Note d’information sur la jurisprudence de la Cour No 137
Janvier 2011
Berü c. Turquie - 47304/07
Arrêt 11.1.2011 [Section II]
Article 2
Obligations positives
Article 2-1
Vie
Enfant mortellement attaquée par des chiens errants : non-violation
En fait – Les requérants sont tous membres de la même famille. En mars 2001, alors qu’elle était âgée de neuf ans, leur fille et sœur fut mortellement attaquée par des chiens en liberté à l’écart du village. Une enquête fut aussitôt ouverte. Selon différentes dépositions concordantes, avant cette attaque mortelle, les chiens avaient blessé plusieurs villageois et tué plusieurs têtes de bétail. Certains villageois affirmèrent que les chiens appartenaient au poste de gendarmerie situé près du village, mais les gendarmes déclarèrent qu’il s’agissait de chiens errants qui se nourrissaient dans les poubelles de la gendarmerie. Le gendarme en poste le jour du drame indiqua qu’il avait vu les chiens attaquer l’enfant mais n’avait pas tiré par crainte d’atteindre celle-ci. Il avait en revanche donné l’alerte, suite à quoi ses collègues seraient accourus pour mettre les chiens en fuite et tenter de secourir l’enfant. Les poursuites contre le commandant de la gendarmerie, les gendarmes ou le ministère de l’Intérieur n’aboutirent pas.
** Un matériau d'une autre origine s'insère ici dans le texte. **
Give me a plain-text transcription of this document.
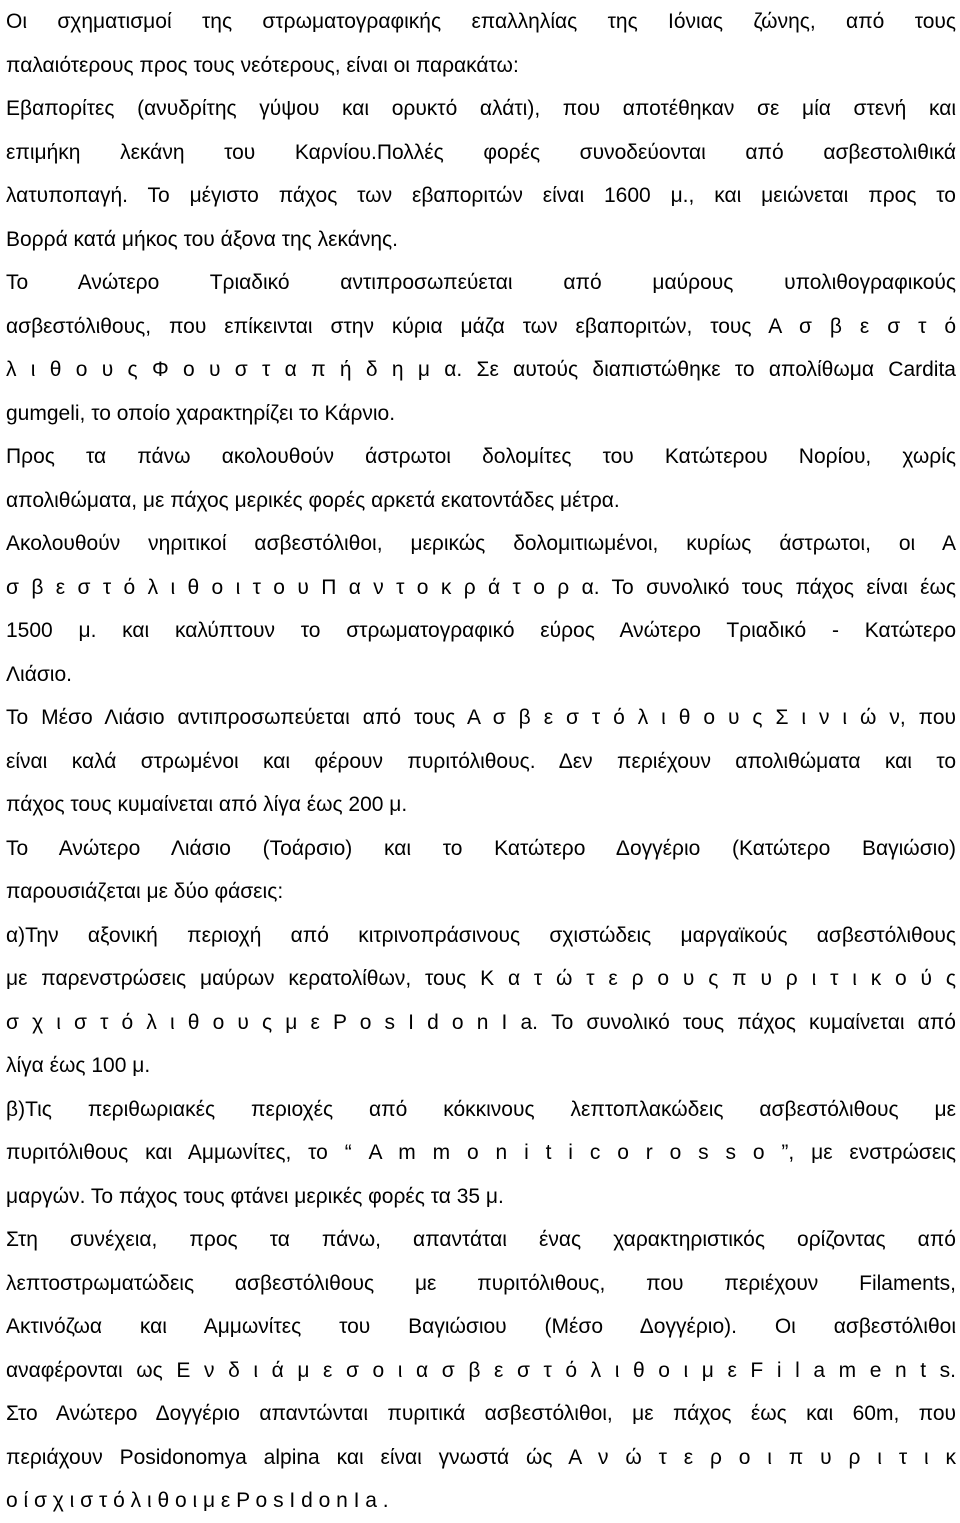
Οι σχηματισμοί της στρωματογραφικής επαλληλίας της Ιόνιας ζώνης, από τους
παλαιότερους προς τους νεότερους, είναι οι παρακάτω:
Εβαπορίτες (ανυδρίτης γύψου και ορυκτό αλάτι), που αποτέθηκαν σε μία στενή και
επιμήκη λεκάνη του Καρνίου.Πολλές φορές συνοδεύονται από ασβεστολιθικά
λατυποπαγή. Το μέγιστο πάχος των εβαποριτών είναι 1600 μ., και μειώνεται προς το
Βορρά κατά μήκος του άξονα της λεκάνης.
Το Ανώτερο Τριαδικό αντιπροσωπεύεται από μαύρους υπολιθογραφικούς
ασβεστόλιθους, που επίκεινται στην κύρια μάζα των εβαποριτών, τους Α σ β ε σ τ ό
λ ι θ ο υ ς Φ ο υ σ τ α π ή δ η μ α. Σε αυτούς διαπιστώθηκε το απολίθωμα Cardita
gumgeli, το οποίο χαρακτηρίζει το Κάρνιο.
Προς τα πάνω ακολουθούν άστρωτοι δολομίτες του Κατώτερου Νορίου, χωρίς
απολιθώματα, με πάχος μερικές φορές αρκετά εκατοντάδες μέτρα.
Ακολουθούν νηριτικοί ασβεστόλιθοι, μερικώς δολομιτιωμένοι, κυρίως άστρωτοι, οι Α
σ β ε σ τ ό λ ι θ ο ι τ ο υ Π α ν τ ο κ ρ ά τ ο ρ α. Το συνολικό τους πάχος είναι έως
1500 μ. και καλύπτουν το στρωματογραφικό εύρος Ανώτερο Τριαδικό - Κατώτερο
Λιάσιο.
Το Μέσο Λιάσιο αντιπροσωπεύεται από τους Α σ β ε σ τ ό λ ι θ ο υ ς Σ ι ν ι ώ ν, που
είναι καλά στρωμένοι και φέρουν πυριτόλιθους. Δεν περιέχουν απολιθώματα και το
πάχος τους κυμαίνεται από λίγα έως 200 μ.
Το Ανώτερο Λιάσιο (Τοάρσιο) και το Κατώτερο Δογγέριο (Κατώτερο Βαγιώσιο)
παρουσιάζεται με δύο φάσεις:
α)Την αξονική περιοχή από κιτρινοπράσινους σχιστώδεις μαργαϊκούς ασβεστόλιθους
με παρενστρώσεις μαύρων κερατολίθων, τους Κ α τ ώ τ ε ρ ο υ ς π υ ρ ι τ ι κ ο ύ ς
σ χ ι σ τ ό λ ι θ ο υ ς μ ε P o s I d o n I a. Το συνολικό τους πάχος κυμαίνεται από
λίγα έως 100 μ.
β)Τις περιθωριακές περιοχές από κόκκινους λεπτοπλακώδεις ασβεστόλιθους με
πυριτόλιθους και Αμμωνίτες, το “ A m m o n i t i c o r o s s o ”, με ενστρώσεις
μαργών. Το πάχος τους φτάνει μερικές φορές τα 35 μ.
Στη συνέχεια, προς τα πάνω, απαντάται ένας χαρακτηριστικός ορίζοντας από
λεπτοστρωματώδεις ασβεστόλιθους με πυριτόλιθους, που περιέχουν Filaments,
Ακτινόζωα και Αμμωνίτες του Βαγιώσιου (Μέσο Δογγέριο). Οι ασβεστόλιθοι
αναφέρονται ως Ε ν δ ι ά μ ε σ ο ι α σ β ε σ τ ό λ ι θ ο ι μ ε F i l a m e n t s.
Στο Ανώτερο Δογγέριο απαντώνται πυριτικά ασβεστόλιθοι, με πάχος έως και 60m, που
περιάχουν Posidonomya alpina και είναι γνωστά ώς Α ν ώ τ ε ρ ο ι π υ ρ ι τ ι κ
ο ί σ χ ι σ τ ό λ ι θ ο ι μ ε P o s I d o n I a .
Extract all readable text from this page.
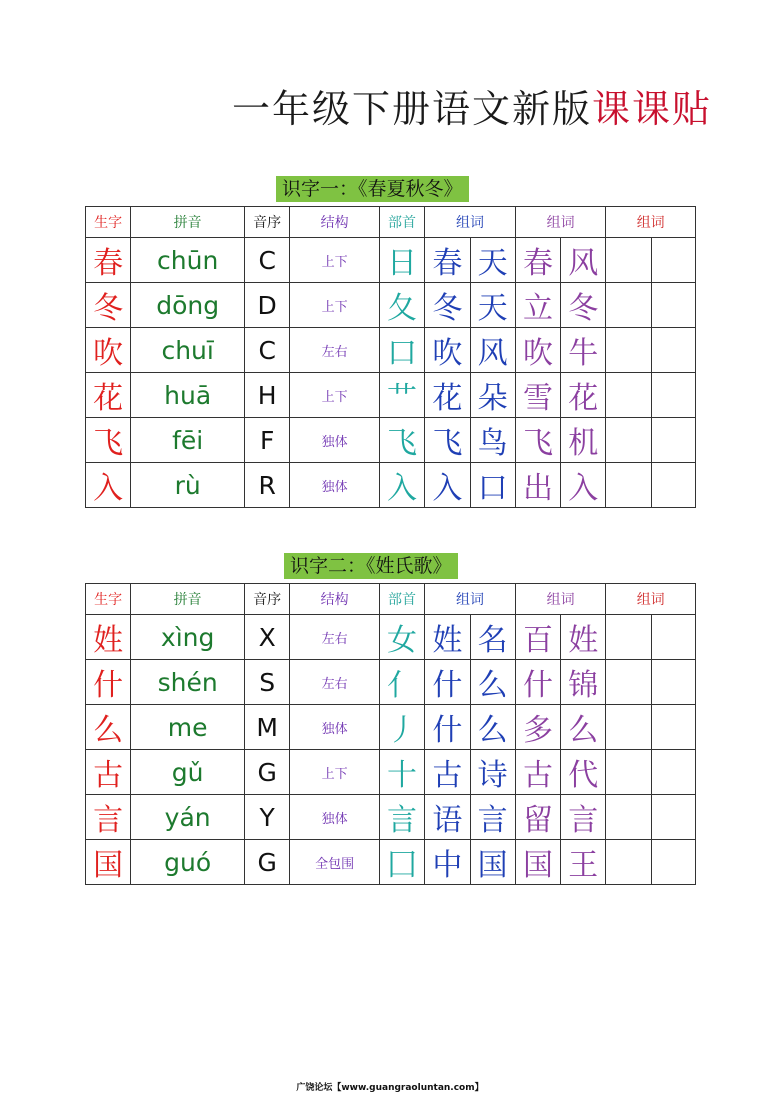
一年级下册语文新版课课贴
识字一：《春夏秋冬》
生字	拼音	音序	结构	部首	组词		组词		组词	
春	chūn	C	上下	日	春	天	春	风		
冬	dōng	D	上下	夂	冬	天	立	冬		
吹	chuī	C	左右	口	吹	风	吹	牛		
花	huā	H	上下	艹	花	朵	雪	花		
飞	fēi	F	独体	飞	飞	鸟	飞	机		
入	rù	R	独体	入	入	口	出	入		
识字二：《姓氏歌》
生字	拼音	音序	结构	部首	组词		组词		组词	
姓	xìng	X	左右	女	姓	名	百	姓		
什	shén	S	左右	亻	什	么	什	锦		
么	me	M	独体	丿	什	么	多	么		
古	gǔ	G	上下	十	古	诗	古	代		
言	yán	Y	独体	言	语	言	留	言		
国	guó	G	全包围	囗	中	国	国	王		
广饶论坛【www.guangraoluntan.com】
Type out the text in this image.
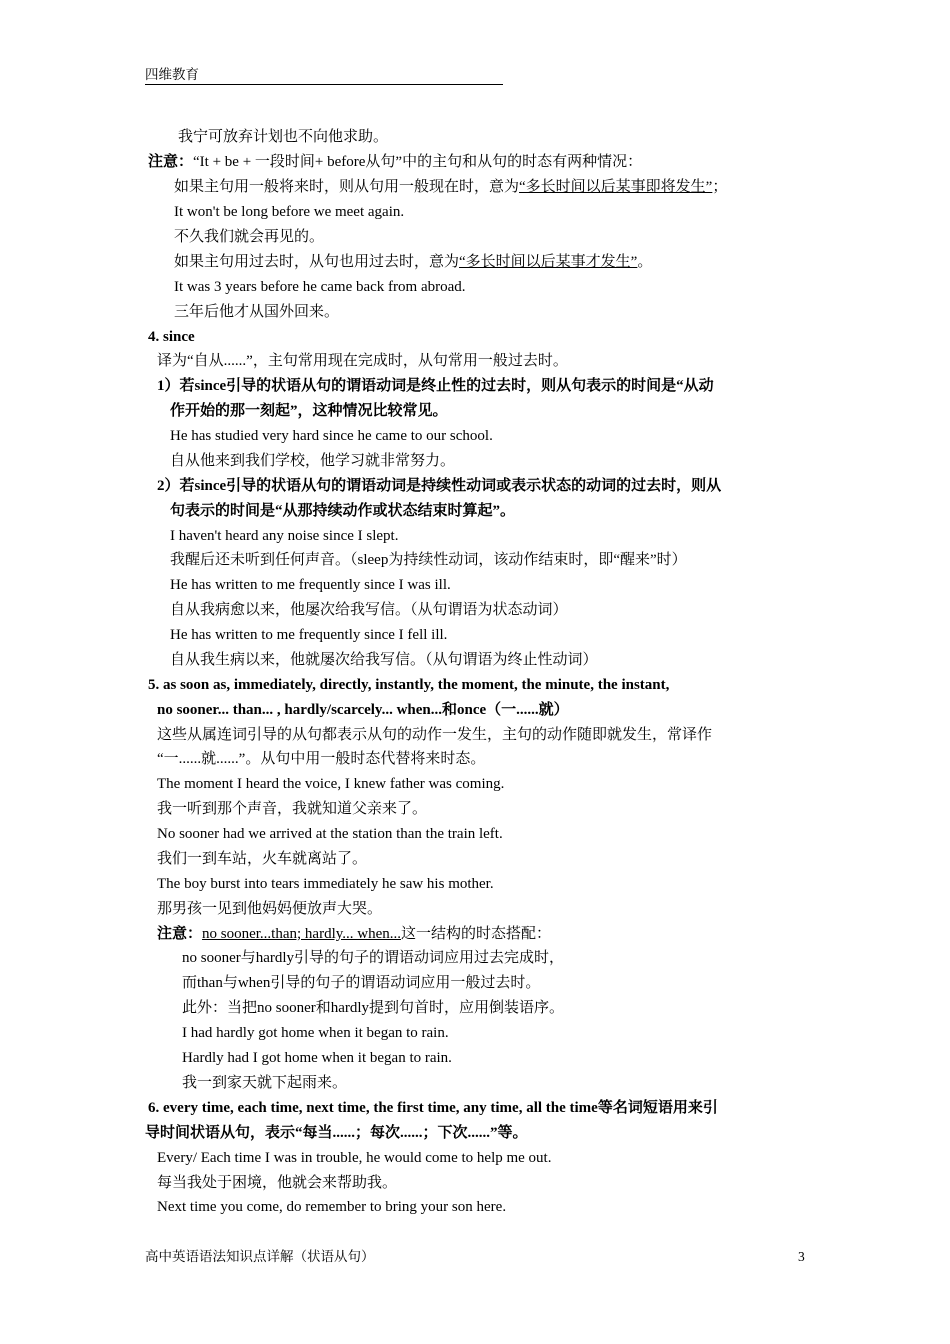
四维教育
我宁可放弃计划也不向他求助。
注意：“It + be + 一段时间+ before从句”中的主句和从句的时态有两种情况：
如果主句用一般将来时，则从句用一般现在时，意为“多长时间以后某事即将发生”；
It won't be long before we meet again.
不久我们就会再见的。
如果主句用过去时，从句也用过去时，意为“多长时间以后某事才发生”。
It was 3 years before he came back from abroad.
三年后他才从国外回来。
4. since
译为“自从......”，主句常用现在完成时，从句常用一般过去时。
1）若since引导的状语从句的谓语动词是终止性的过去时，则从句表示的时间是“从动
作开始的那一刻起”，这种情况比较常见。
He has studied very hard since he came to our school.
自从他来到我们学校，他学习就非常努力。
2）若since引导的状语从句的谓语动词是持续性动词或表示状态的动词的过去时，则从
句表示的时间是“从那持续动作或状态结束时算起”。
I haven't heard any noise since I slept.
我醒后还未听到任何声音。（sleep为持续性动词，该动作结束时，即“醒来”时）
He has written to me frequently since I was ill.
自从我病愈以来，他屡次给我写信。（从句谓语为状态动词）
He has written to me frequently since I fell ill.
自从我生病以来，他就屡次给我写信。（从句谓语为终止性动词）
5. as soon as, immediately, directly, instantly, the moment, the minute, the instant,
no sooner... than... , hardly/scarcely... when...和once（一......就）
这些从属连词引导的从句都表示从句的动作一发生，主句的动作随即就发生，常译作
“一......就......”。从句中用一般时态代替将来时态。
The moment I heard the voice, I knew father was coming.
我一听到那个声音，我就知道父亲来了。
No sooner had we arrived at the station than the train left.
我们一到车站，火车就离站了。
The boy burst into tears immediately he saw his mother.
那男孩一见到他妈妈便放声大哭。
注意：no sooner...than; hardly... when...这一结构的时态搭配：
no sooner与hardly引导的句子的谓语动词应用过去完成时，
而than与when引导的句子的谓语动词应用一般过去时。
此外：当把no sooner和hardly提到句首时，应用倒装语序。
I had hardly got home when it began to rain.
Hardly had I got home when it began to rain.
我一到家天就下起雨来。
6. every time, each time, next time, the first time, any time, all the time等名词短语用来引
导时间状语从句，表示“每当......；每次......；下次......”等。
Every/ Each time I was in trouble, he would come to help me out.
每当我处于困境，他就会来帮助我。
Next time you come, do remember to bring your son here.
高中英语语法知识点详解（状语从句）	3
En droit – Article 2 : les allégations selon lesquelles les chiens étaient ceux des gendarmes, lesquels n’auraient pas empêché l’attaque, ne s’appuient sur aucun élément digne de foi. Les juridictions ont établi les faits de l’affaire, estimant qu’il s’agissait de chiens errants, et c’est sur leur appréciation que la Cour base son analyse. Elle constate qu’une série d’incidents avait déjà eu lieu avant l’attaque fatale. Cela étant, ces éléments n’étaient pas suffisants pour estimer que les autorités avaient une obligation positive de prendre des mesures préventives. Il ne ressort pas du dossier que les autorités savaient, ou auraient dû savoir, que l’enfant était exposée à un danger de mort imminent à cause de quelques chiens errants, localisés en dehors du village. L’incident, certes tragique, était en réalité dû au hasard et la responsabilité de l’Etat ne peut donc pas être engagée sans élargir cette responsabilité de manière démesurée.
Conclusion : non-violation (six voix contre une).
La Cour a aussi conclu à la violation de l’article 6 § 1.
© Conseil de l’Europe/Cour européenne des droits de l’homme
Rédigé par le greffe, ce résumé ne lie pas la Cour.